Simple Steps to Becoming More Emotionally Intelligent

There are two main types of intelligence: cognitive and emotional intelligence. The former describes a person's ability to learn, reason, problem solve and think logically, whereas the latter describes a person's ability to understand, manage and express their emotions .

Reading, completing puzzles and continuing your education can help improve your cognitive intelligence or IQ. But these activities won't impact your emotional intelligence, or EQ. Here are four things you can do to increase your emotional intelligence.

1. Ask for feedback

One of the main components of emotional intelligence is self-awareness, which is the ability to identify your emotions and understand the impact these emotions have on others. It's hard to objectively analyze how well you respond to conflict or express yourself, which is why it's best to ask others for feedback.

Reach out to trusted friends, family members and coworkers to find out how they would rate your emotional intelligence. Encourage them to share honest feedback so you can identify areas that you need to improve upon to become more emotionally intelligent.
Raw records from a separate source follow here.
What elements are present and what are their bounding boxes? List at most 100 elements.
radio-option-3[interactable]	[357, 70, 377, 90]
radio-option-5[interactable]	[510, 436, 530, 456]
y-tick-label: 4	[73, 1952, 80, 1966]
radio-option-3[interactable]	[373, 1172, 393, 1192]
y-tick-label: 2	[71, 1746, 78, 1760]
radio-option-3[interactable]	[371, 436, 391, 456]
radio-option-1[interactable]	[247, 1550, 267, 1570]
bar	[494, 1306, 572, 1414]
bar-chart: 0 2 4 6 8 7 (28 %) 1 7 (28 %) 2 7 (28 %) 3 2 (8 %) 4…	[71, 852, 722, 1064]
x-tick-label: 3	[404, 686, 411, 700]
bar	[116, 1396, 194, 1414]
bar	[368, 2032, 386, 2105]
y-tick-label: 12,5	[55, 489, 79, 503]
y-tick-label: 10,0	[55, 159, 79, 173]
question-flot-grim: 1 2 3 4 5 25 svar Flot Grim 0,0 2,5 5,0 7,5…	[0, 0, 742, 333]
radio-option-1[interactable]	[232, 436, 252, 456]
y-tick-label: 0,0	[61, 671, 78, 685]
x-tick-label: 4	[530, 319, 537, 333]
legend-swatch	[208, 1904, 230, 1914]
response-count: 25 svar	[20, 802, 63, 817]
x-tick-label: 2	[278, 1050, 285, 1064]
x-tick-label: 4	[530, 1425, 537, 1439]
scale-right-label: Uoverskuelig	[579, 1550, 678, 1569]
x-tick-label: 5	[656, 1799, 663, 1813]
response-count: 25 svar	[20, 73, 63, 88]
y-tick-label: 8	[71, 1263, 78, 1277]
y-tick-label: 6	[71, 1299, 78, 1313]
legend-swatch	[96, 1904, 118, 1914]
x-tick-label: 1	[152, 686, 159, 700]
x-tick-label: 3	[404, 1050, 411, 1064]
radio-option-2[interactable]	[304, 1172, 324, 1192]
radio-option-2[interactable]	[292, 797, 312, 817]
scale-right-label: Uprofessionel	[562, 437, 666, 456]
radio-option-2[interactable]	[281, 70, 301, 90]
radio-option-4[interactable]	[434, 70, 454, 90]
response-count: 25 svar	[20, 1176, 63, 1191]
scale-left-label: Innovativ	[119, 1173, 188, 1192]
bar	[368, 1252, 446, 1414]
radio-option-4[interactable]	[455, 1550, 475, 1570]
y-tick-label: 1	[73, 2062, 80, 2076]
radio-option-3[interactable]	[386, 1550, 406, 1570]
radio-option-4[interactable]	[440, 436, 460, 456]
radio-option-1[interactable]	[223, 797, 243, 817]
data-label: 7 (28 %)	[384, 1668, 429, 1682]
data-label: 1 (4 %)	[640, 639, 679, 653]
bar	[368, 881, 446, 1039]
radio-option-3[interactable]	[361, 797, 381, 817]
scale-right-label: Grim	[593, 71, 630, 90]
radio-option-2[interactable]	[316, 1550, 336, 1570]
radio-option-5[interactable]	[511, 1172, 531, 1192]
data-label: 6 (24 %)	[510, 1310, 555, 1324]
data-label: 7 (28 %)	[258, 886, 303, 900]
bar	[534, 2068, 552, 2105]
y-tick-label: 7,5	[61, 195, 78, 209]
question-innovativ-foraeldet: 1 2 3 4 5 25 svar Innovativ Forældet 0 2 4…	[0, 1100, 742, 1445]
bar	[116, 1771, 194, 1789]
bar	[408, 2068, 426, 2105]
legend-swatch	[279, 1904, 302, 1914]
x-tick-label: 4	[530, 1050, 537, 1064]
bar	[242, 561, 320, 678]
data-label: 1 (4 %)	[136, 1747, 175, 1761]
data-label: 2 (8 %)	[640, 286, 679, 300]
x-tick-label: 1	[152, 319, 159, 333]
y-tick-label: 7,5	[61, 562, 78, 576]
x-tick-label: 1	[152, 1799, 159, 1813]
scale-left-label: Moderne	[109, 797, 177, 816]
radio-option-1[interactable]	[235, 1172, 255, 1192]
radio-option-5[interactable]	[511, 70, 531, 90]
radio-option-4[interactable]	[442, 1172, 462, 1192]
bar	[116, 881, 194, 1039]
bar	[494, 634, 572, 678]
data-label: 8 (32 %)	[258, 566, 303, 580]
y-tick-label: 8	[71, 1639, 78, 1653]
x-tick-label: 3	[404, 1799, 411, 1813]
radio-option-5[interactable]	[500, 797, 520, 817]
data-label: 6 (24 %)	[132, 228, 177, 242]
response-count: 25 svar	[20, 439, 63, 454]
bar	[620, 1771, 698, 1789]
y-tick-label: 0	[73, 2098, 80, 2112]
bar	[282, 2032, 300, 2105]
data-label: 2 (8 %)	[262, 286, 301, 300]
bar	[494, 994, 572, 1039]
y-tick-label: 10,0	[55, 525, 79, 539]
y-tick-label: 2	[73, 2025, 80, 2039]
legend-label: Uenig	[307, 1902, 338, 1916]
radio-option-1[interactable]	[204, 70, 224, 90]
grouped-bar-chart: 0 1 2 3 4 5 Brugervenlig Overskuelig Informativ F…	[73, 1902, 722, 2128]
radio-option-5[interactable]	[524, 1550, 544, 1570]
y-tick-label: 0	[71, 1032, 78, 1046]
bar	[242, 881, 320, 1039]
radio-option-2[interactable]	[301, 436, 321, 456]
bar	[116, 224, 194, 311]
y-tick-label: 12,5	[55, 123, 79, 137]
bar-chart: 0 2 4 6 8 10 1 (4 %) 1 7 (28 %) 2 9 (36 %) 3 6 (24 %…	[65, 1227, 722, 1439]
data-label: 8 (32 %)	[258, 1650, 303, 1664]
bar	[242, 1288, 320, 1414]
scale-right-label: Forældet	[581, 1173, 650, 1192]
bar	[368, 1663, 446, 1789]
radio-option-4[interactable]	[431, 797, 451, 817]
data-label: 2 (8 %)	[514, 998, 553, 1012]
2. Challenge your preconceptions

Emotionally intelligent people strive to understand other people's thoughts and feelings. However, it can be hard to show empathy to others if you have preconceived notions about what they are experiencing. To overcome this obstacle, it's important to challenge your preconceptions.

For example, you may assume that a teenager who isn't doing well in school is lazy or irresponsible. But in reality, the teenager is not performing well because of a learning disorder. In this situation, your preconceived notions may prevent you from empathizing with the teenager about their struggle to cope with a learning disorder.
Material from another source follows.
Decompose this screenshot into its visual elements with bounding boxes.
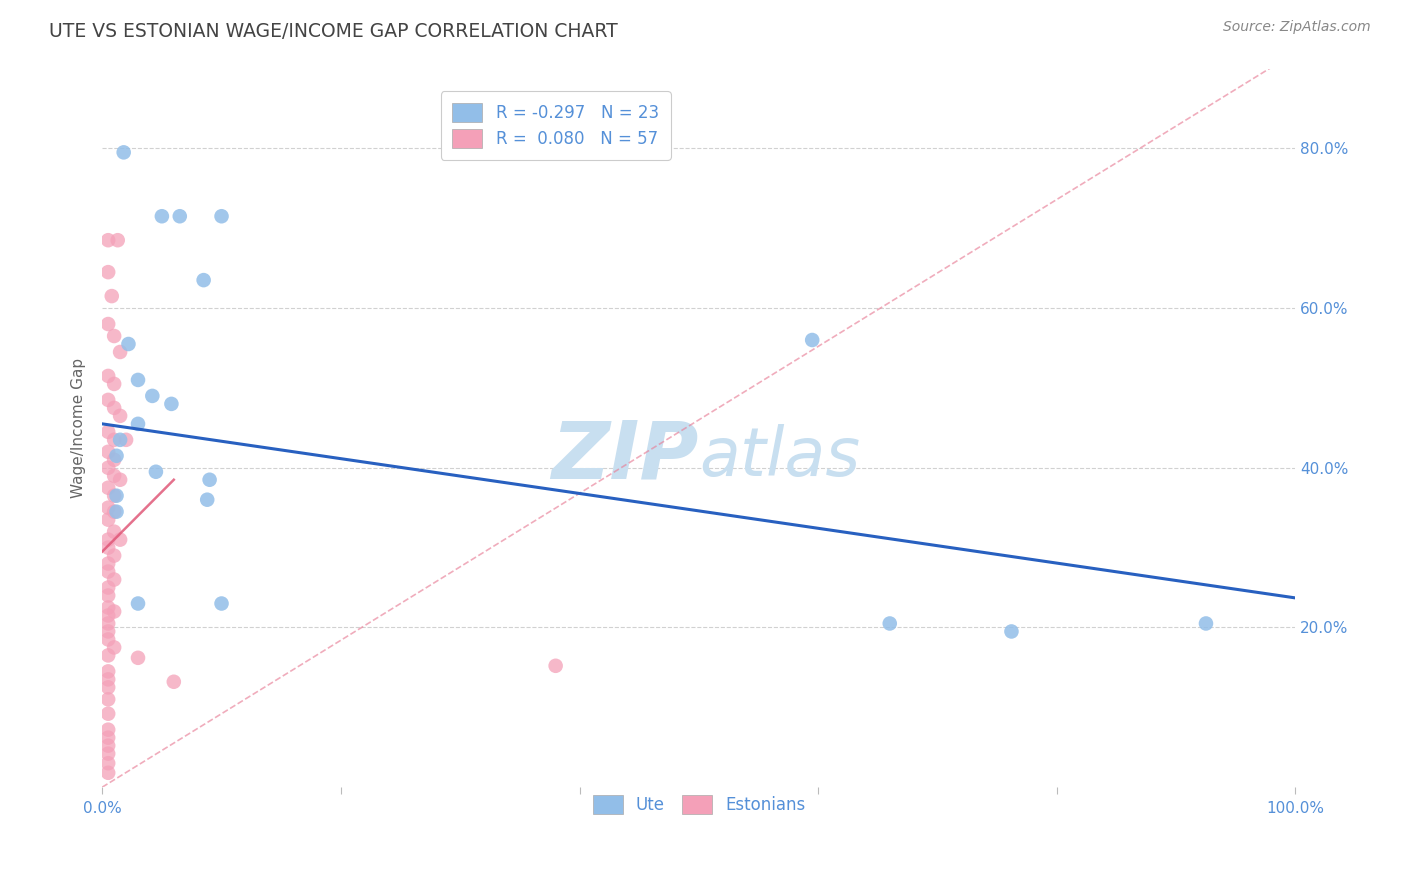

Try to put your assumptions about others aside. Challenging your preconceptions will make it easier for you to show empathy and increase your EQ.

3. Keep a diary

Get in the habit of writing in a diary or journal at the end of each day . Single out several things that happened to you during the day and jot them down.  It doesn't matter how insignificant the event may seem — include anything that sticks out in your mind. Then, describe how each of these events in your day made you feel.
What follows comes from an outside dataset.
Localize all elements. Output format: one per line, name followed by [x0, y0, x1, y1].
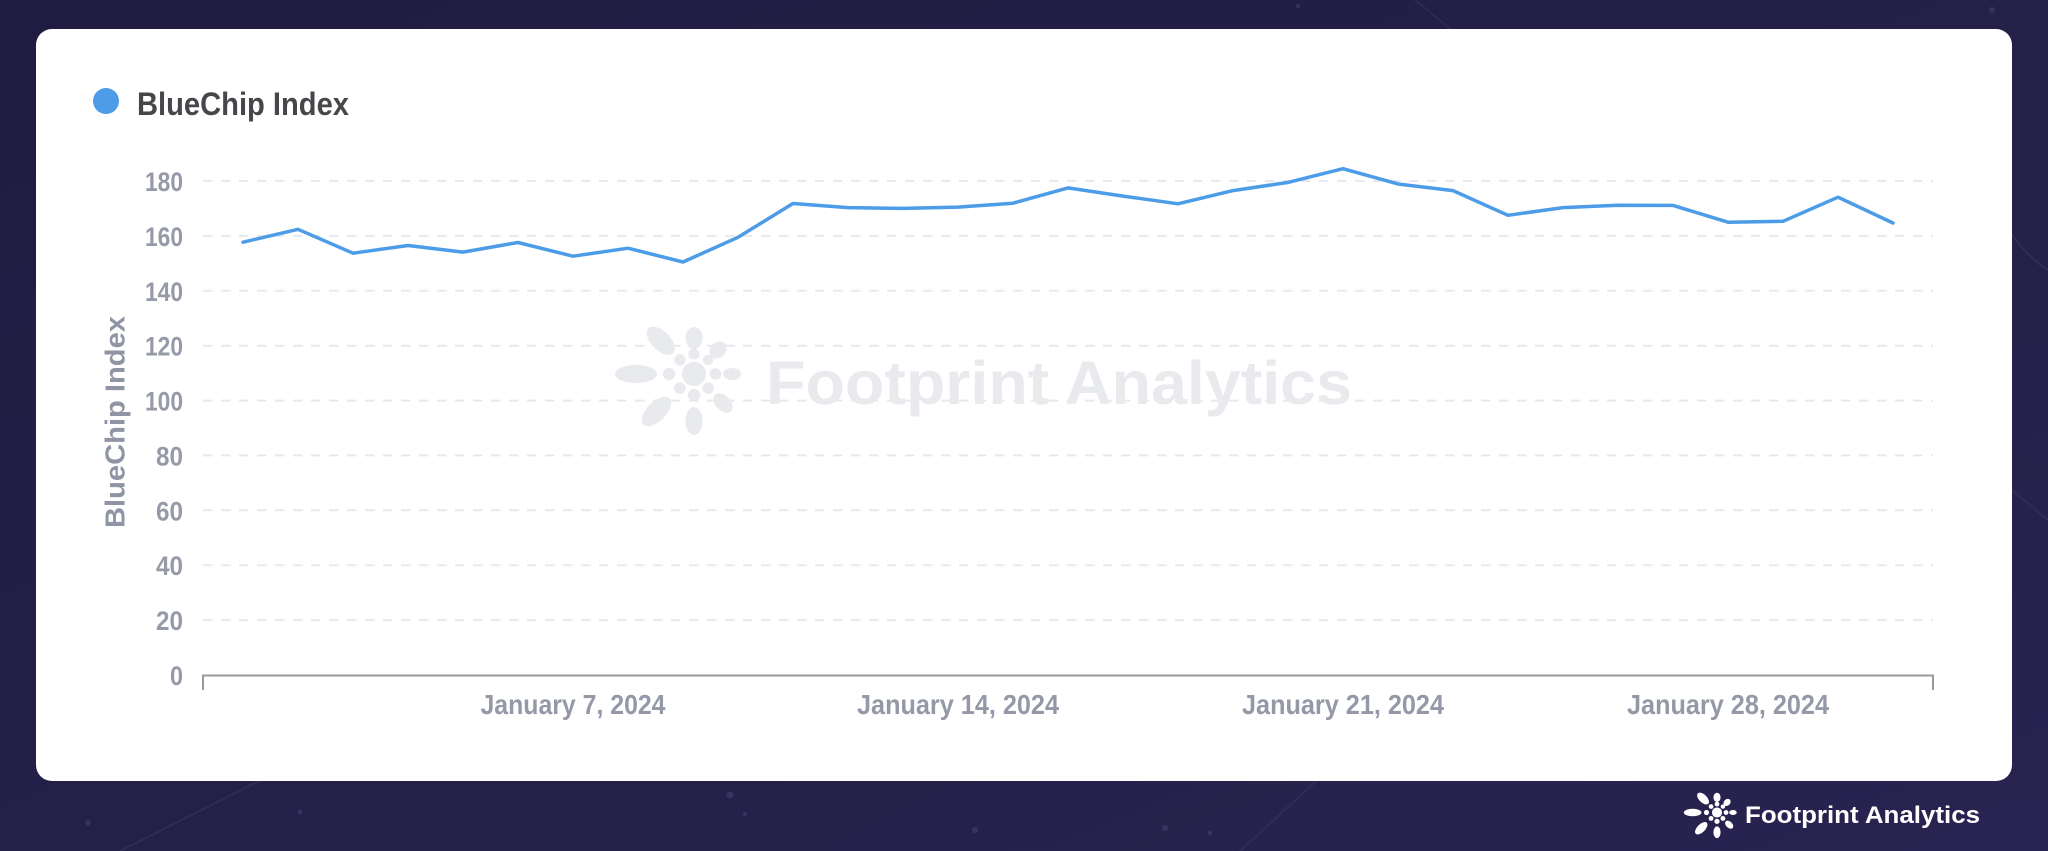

Did it make you happy when a coworker complimented your new sweater? Were you frustrated when you got a parking ticket? Putting these thoughts down on paper will help you identify your emotions, learn how you react to certain stressors and discover what makes you happy. This exercise is a great way to gain a deeper understanding of your emotions, which is the key to improving your emotional intelligence.

4. Dive into a good book

Studies have shown that reading fictional stories can actually improve empathy. This is because a good fictional story will introduce you to complex characters with various traits, emotions and motivations. Seeing the world through the eyes of these characters will help you develop the skills you need to demonstrate more empathy to others in the real world.

Improving your emotional intelligence may take time, but it's well worth the effort.